Connecting over gprs

Connecting over gprs SearchSearch
Author Message
parth b sukhparia
Posted on Friday, August 01, 2003 - 02:07 pm:   

i am living in india having hutch gprs (orange in some parts of country). through infra red i am able to connect to homepage of provider but nothing else.

On the other hand on nokia 7210, 3530, 6610 web viewer lets me surf all the site (not just wap) in the full form over gprs. but 7650 or laptop can't. what is the mistake?

am i need to configure some proxy or missing something..?

thanx
Bryce Norwood - NowSMS Support
Posted on Friday, August 01, 2003 - 04:51 pm:   

It's probably an issue of the GPRS APN to which you are connecting when you make the GPRS connection via that phone.

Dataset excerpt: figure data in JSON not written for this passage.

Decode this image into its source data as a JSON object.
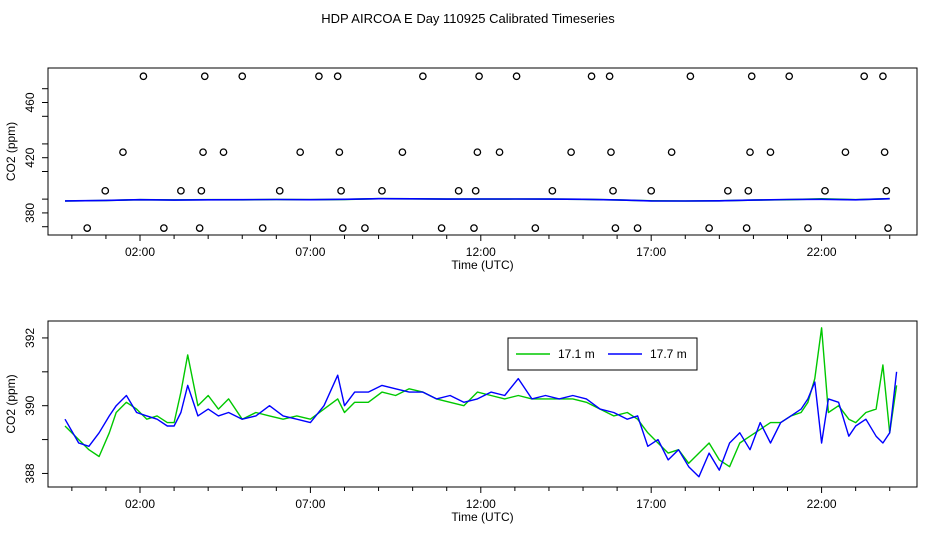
{
  "title": "HDP AIRCOA E  Day 110925  Calibrated Timeseries",
  "chart_data": [
    {
      "type": "scatter+line",
      "xlabel": "Time (UTC)",
      "ylabel": "CO2 (ppm)",
      "xlim": [
        -0.7,
        24.8
      ],
      "ylim": [
        364,
        485
      ],
      "x_ticks": [
        {
          "value": 2,
          "label": "02:00"
        },
        {
          "value": 7,
          "label": "07:00"
        },
        {
          "value": 12,
          "label": "12:00"
        },
        {
          "value": 17,
          "label": "17:00"
        },
        {
          "value": 22,
          "label": "22:00"
        }
      ],
      "y_ticks": [
        {
          "value": 380,
          "label": "380"
        },
        {
          "value": 420,
          "label": "420"
        },
        {
          "value": 460,
          "label": "460"
        }
      ],
      "calibration_points": [
        {
          "x": 0.45,
          "y": 369
        },
        {
          "x": 0.98,
          "y": 396
        },
        {
          "x": 1.5,
          "y": 424
        },
        {
          "x": 2.1,
          "y": 479
        },
        {
          "x": 2.7,
          "y": 369
        },
        {
          "x": 3.2,
          "y": 396
        },
        {
          "x": 3.75,
          "y": 369
        },
        {
          "x": 3.8,
          "y": 396
        },
        {
          "x": 3.85,
          "y": 424
        },
        {
          "x": 3.9,
          "y": 479
        },
        {
          "x": 4.45,
          "y": 424
        },
        {
          "x": 5.0,
          "y": 479
        },
        {
          "x": 5.6,
          "y": 369
        },
        {
          "x": 6.1,
          "y": 396
        },
        {
          "x": 6.7,
          "y": 424
        },
        {
          "x": 7.25,
          "y": 479
        },
        {
          "x": 7.8,
          "y": 479
        },
        {
          "x": 7.85,
          "y": 424
        },
        {
          "x": 7.9,
          "y": 396
        },
        {
          "x": 7.95,
          "y": 369
        },
        {
          "x": 8.6,
          "y": 369
        },
        {
          "x": 9.1,
          "y": 396
        },
        {
          "x": 9.7,
          "y": 424
        },
        {
          "x": 10.3,
          "y": 479
        },
        {
          "x": 10.85,
          "y": 369
        },
        {
          "x": 11.35,
          "y": 396
        },
        {
          "x": 11.8,
          "y": 369
        },
        {
          "x": 11.85,
          "y": 396
        },
        {
          "x": 11.9,
          "y": 424
        },
        {
          "x": 11.95,
          "y": 479
        },
        {
          "x": 12.55,
          "y": 424
        },
        {
          "x": 13.05,
          "y": 479
        },
        {
          "x": 13.6,
          "y": 369
        },
        {
          "x": 14.1,
          "y": 396
        },
        {
          "x": 14.65,
          "y": 424
        },
        {
          "x": 15.25,
          "y": 479
        },
        {
          "x": 15.78,
          "y": 479
        },
        {
          "x": 15.82,
          "y": 424
        },
        {
          "x": 15.88,
          "y": 396
        },
        {
          "x": 15.95,
          "y": 369
        },
        {
          "x": 16.6,
          "y": 369
        },
        {
          "x": 17.0,
          "y": 396
        },
        {
          "x": 17.6,
          "y": 424
        },
        {
          "x": 18.15,
          "y": 479
        },
        {
          "x": 18.7,
          "y": 369
        },
        {
          "x": 19.25,
          "y": 396
        },
        {
          "x": 19.8,
          "y": 369
        },
        {
          "x": 19.85,
          "y": 396
        },
        {
          "x": 19.9,
          "y": 424
        },
        {
          "x": 19.95,
          "y": 479
        },
        {
          "x": 20.5,
          "y": 424
        },
        {
          "x": 21.05,
          "y": 479
        },
        {
          "x": 21.6,
          "y": 369
        },
        {
          "x": 22.1,
          "y": 396
        },
        {
          "x": 22.7,
          "y": 424
        },
        {
          "x": 23.25,
          "y": 479
        },
        {
          "x": 23.8,
          "y": 479
        },
        {
          "x": 23.85,
          "y": 424
        },
        {
          "x": 23.9,
          "y": 396
        },
        {
          "x": 23.95,
          "y": 369
        }
      ],
      "series": [
        {
          "name": "17.1 m",
          "color": "#00c800",
          "x": [
            -0.2,
            1,
            2,
            3,
            4,
            5,
            6,
            7,
            8,
            9,
            10,
            11,
            12,
            13,
            14,
            15,
            16,
            17,
            18,
            19,
            20,
            21,
            22,
            23,
            24
          ],
          "values": [
            388.6,
            389.0,
            389.6,
            389.4,
            389.6,
            389.5,
            389.7,
            389.6,
            389.8,
            390.3,
            390.2,
            390.0,
            390.0,
            390.1,
            390.0,
            389.9,
            389.4,
            388.8,
            388.6,
            388.8,
            389.3,
            389.6,
            390.2,
            389.6,
            390.3
          ]
        },
        {
          "name": "17.7 m",
          "color": "#0000ff",
          "x": [
            -0.2,
            1,
            2,
            3,
            4,
            5,
            6,
            7,
            8,
            9,
            10,
            11,
            12,
            13,
            14,
            15,
            16,
            17,
            18,
            19,
            20,
            21,
            22,
            23,
            24
          ],
          "values": [
            388.7,
            389.1,
            389.6,
            389.3,
            389.5,
            389.6,
            389.7,
            389.6,
            389.9,
            390.3,
            390.2,
            390.0,
            390.1,
            390.1,
            390.0,
            389.9,
            389.4,
            388.7,
            388.6,
            388.8,
            389.3,
            389.7,
            389.9,
            389.5,
            390.3
          ]
        }
      ]
    },
    {
      "type": "line",
      "xlabel": "Time (UTC)",
      "ylabel": "CO2 (ppm)",
      "xlim": [
        -0.7,
        24.8
      ],
      "ylim": [
        387.6,
        392.5
      ],
      "grid": false,
      "legend": "top-right",
      "x_ticks": [
        {
          "value": 2,
          "label": "02:00"
        },
        {
          "value": 7,
          "label": "07:00"
        },
        {
          "value": 12,
          "label": "12:00"
        },
        {
          "value": 17,
          "label": "17:00"
        },
        {
          "value": 22,
          "label": "22:00"
        }
      ],
      "y_ticks": [
        {
          "value": 388,
          "label": "388"
        },
        {
          "value": 390,
          "label": "390"
        },
        {
          "value": 392,
          "label": "392"
        }
      ],
      "series": [
        {
          "name": "17.1 m",
          "color": "#00c800",
          "x": [
            -0.2,
            0.2,
            0.5,
            0.8,
            1.1,
            1.3,
            1.6,
            1.9,
            2.2,
            2.5,
            2.8,
            3.0,
            3.2,
            3.4,
            3.7,
            4.0,
            4.3,
            4.6,
            5.0,
            5.4,
            5.8,
            6.2,
            6.6,
            7.0,
            7.4,
            7.8,
            8.0,
            8.3,
            8.7,
            9.1,
            9.5,
            9.9,
            10.3,
            10.7,
            11.1,
            11.5,
            11.9,
            12.3,
            12.7,
            13.1,
            13.5,
            13.9,
            14.3,
            14.7,
            15.1,
            15.5,
            15.9,
            16.3,
            16.6,
            16.9,
            17.2,
            17.5,
            17.8,
            18.1,
            18.4,
            18.7,
            19.0,
            19.3,
            19.6,
            19.9,
            20.2,
            20.5,
            20.8,
            21.1,
            21.4,
            21.6,
            21.8,
            22.0,
            22.2,
            22.5,
            22.8,
            23.0,
            23.3,
            23.6,
            23.8,
            24.0,
            24.2
          ],
          "values": [
            389.4,
            389.0,
            388.7,
            388.5,
            389.2,
            389.8,
            390.1,
            389.9,
            389.6,
            389.7,
            389.5,
            389.5,
            390.4,
            391.5,
            390.0,
            390.3,
            389.9,
            390.2,
            389.6,
            389.8,
            389.7,
            389.6,
            389.7,
            389.6,
            389.9,
            390.2,
            389.8,
            390.1,
            390.1,
            390.4,
            390.3,
            390.5,
            390.4,
            390.2,
            390.1,
            390.0,
            390.4,
            390.3,
            390.2,
            390.3,
            390.2,
            390.2,
            390.2,
            390.2,
            390.1,
            389.9,
            389.7,
            389.8,
            389.6,
            389.2,
            388.9,
            388.6,
            388.7,
            388.3,
            388.6,
            388.9,
            388.4,
            388.2,
            388.9,
            389.1,
            389.3,
            389.5,
            389.5,
            389.7,
            389.8,
            390.1,
            390.8,
            392.3,
            389.8,
            390.0,
            389.6,
            389.5,
            389.8,
            389.9,
            391.2,
            389.2,
            390.6
          ]
        },
        {
          "name": "17.7 m",
          "color": "#0000ff",
          "x": [
            -0.2,
            0.2,
            0.5,
            0.8,
            1.1,
            1.3,
            1.6,
            1.9,
            2.2,
            2.5,
            2.8,
            3.0,
            3.2,
            3.4,
            3.7,
            4.0,
            4.3,
            4.6,
            5.0,
            5.4,
            5.8,
            6.2,
            6.6,
            7.0,
            7.4,
            7.8,
            8.0,
            8.3,
            8.7,
            9.1,
            9.5,
            9.9,
            10.3,
            10.7,
            11.1,
            11.5,
            11.9,
            12.3,
            12.7,
            13.1,
            13.5,
            13.9,
            14.3,
            14.7,
            15.1,
            15.5,
            15.9,
            16.3,
            16.6,
            16.9,
            17.2,
            17.5,
            17.8,
            18.1,
            18.4,
            18.7,
            19.0,
            19.3,
            19.6,
            19.9,
            20.2,
            20.5,
            20.8,
            21.1,
            21.4,
            21.6,
            21.8,
            22.0,
            22.2,
            22.5,
            22.8,
            23.0,
            23.3,
            23.6,
            23.8,
            24.0,
            24.2
          ],
          "values": [
            389.6,
            388.9,
            388.8,
            389.2,
            389.7,
            390.0,
            390.3,
            389.8,
            389.7,
            389.6,
            389.4,
            389.4,
            389.8,
            390.6,
            389.7,
            389.9,
            389.7,
            389.8,
            389.6,
            389.7,
            390.0,
            389.7,
            389.6,
            389.5,
            390.0,
            390.9,
            390.0,
            390.4,
            390.4,
            390.6,
            390.5,
            390.4,
            390.4,
            390.2,
            390.3,
            390.1,
            390.2,
            390.4,
            390.3,
            390.8,
            390.2,
            390.3,
            390.2,
            390.3,
            390.2,
            389.9,
            389.8,
            389.6,
            389.7,
            388.8,
            389.0,
            388.4,
            388.7,
            388.2,
            387.9,
            388.6,
            388.1,
            388.9,
            389.2,
            388.7,
            389.5,
            388.9,
            389.5,
            389.7,
            389.9,
            390.2,
            390.7,
            388.9,
            390.2,
            390.1,
            389.1,
            389.4,
            389.6,
            389.1,
            388.9,
            389.2,
            391.0
          ]
        }
      ]
    }
  ]
}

Most operators have multiple GPRS APNs ... the default one is only for WAP traffic, and another one is for internet traffic.

You configure the GRPS APN with the AT+CGDCONT command.

An example. You can see what GPRS APNs are configured in the phone with the following command:

AT+CGDCONT?

You'll see a response like this if any APNs are configured:

+CGDCONT: 1,"IP","wap","",0,0
+CGDCONT: 2,"IP","internet","",0,0

The first value after +CGDCONT is the CID number. The third value is the GPRS APN.

When you configure a dial-up networking connection to call *99#, by default it connects to CID=1.

To connect to CID=2, you would call *99***2#

If the APN that you need to use is not configured on your phone, you can configure it with this command:

AT+CGDCONT=2,"IP","APN.name.here"

Yes, this is confusing.

-bn
parth b sukhparia
Posted on Saturday, August 02, 2003 - 08:21 am:   

thanks. that was not confusing at all.

but what i don't understand is why then webviewer application is able to surf through the phone while we can't from laptop by default.

if we do not know the name of apn for internet how do we get it ??
Bryce Norwood - NowSMS Support
Posted on Sunday, August 03, 2003 - 11:14 pm:   

You're referring to the browser application in the phone having no problem connecting to different sites?

The difference is that the WAP browser in a phone connects through a special proxy (WAP gateway) to access content.

Unfortunately, you can't configure a conventional web browser to connect through a WAP gateway proxy.

Providers often have separate APNs for WAP traffic vs. internet traffic. And sometimes you have to pay an extra monthly fee to have access to an internet APN. Usually you'd find out the APN name from the mobile operator, or their web site. I did a quick web search, and I found references to an APN named "portalnmms", but it looks like that APN might only allow WAP access.